As hesitações de sua parte parecem ter reforçado a confiança das garotas abordadas, ele não dava mostras de pretender arrastá-las de qualquer modo. A crer em sua versão, algumas das vítimas estavam cientes de que se dirigiam ao parque para "namorar" com ele. A disponibilidade emocional dessas garotas é outro enigma.
Ele é louco? Como pode não ser louco quem fez o que ele fez? É correto que os loucos não sejam, ao menos teoricamente, punidos? No depoimento, ele deseja "consignar que acha importantíssima a manutenção de sua custódia", pois está seguro de que, caso contrário, voltará a matar, tão logo o lado "mau" reassuma.

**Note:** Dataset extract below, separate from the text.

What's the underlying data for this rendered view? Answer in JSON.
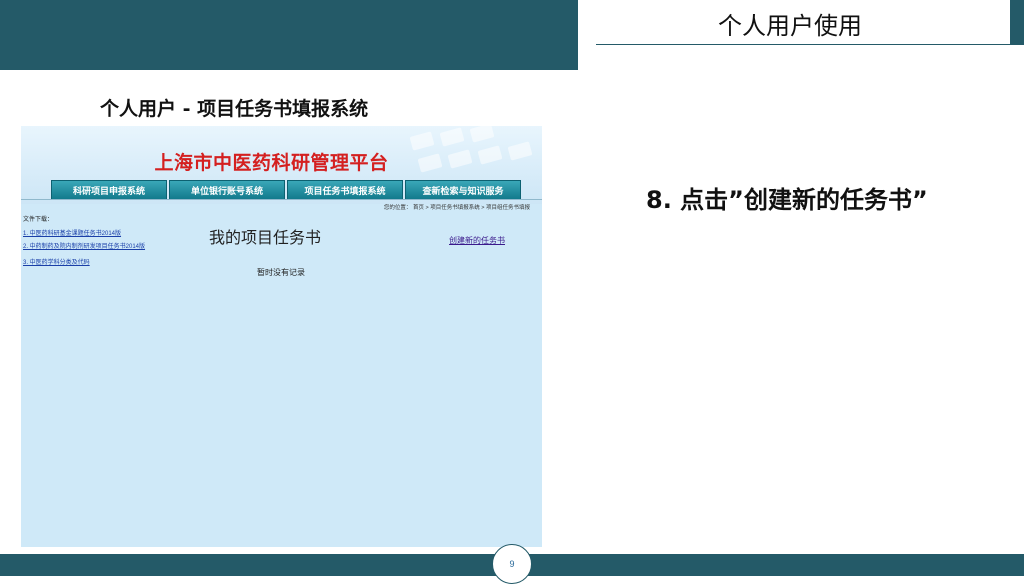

Na disputa por sua defesa, diz que escolheu o time liderado por uma advogada, "pois achou importante que, depois de ter matado todas aquelas mulheres, uma mulher se dispunha a defendê-lo", advogada a quem pediu desculpas extensivas ao gênero feminino. E contou a famosa história da tia que o teria molestado na infância.
Estamos acostumados a atribuir a prática de crimes a fatores sociais. Com a falência da sociologia, essa concepção entrou em crise, e recrudescem as explicações de base genética ou bioquímica. Os culpados estão voltando a ser culpados. Mas em casos tão extremos como este não há ciência, nem moral, talvez nem religião.


Otavio Frias Filho escreve às quintas-feiras nesta coluna.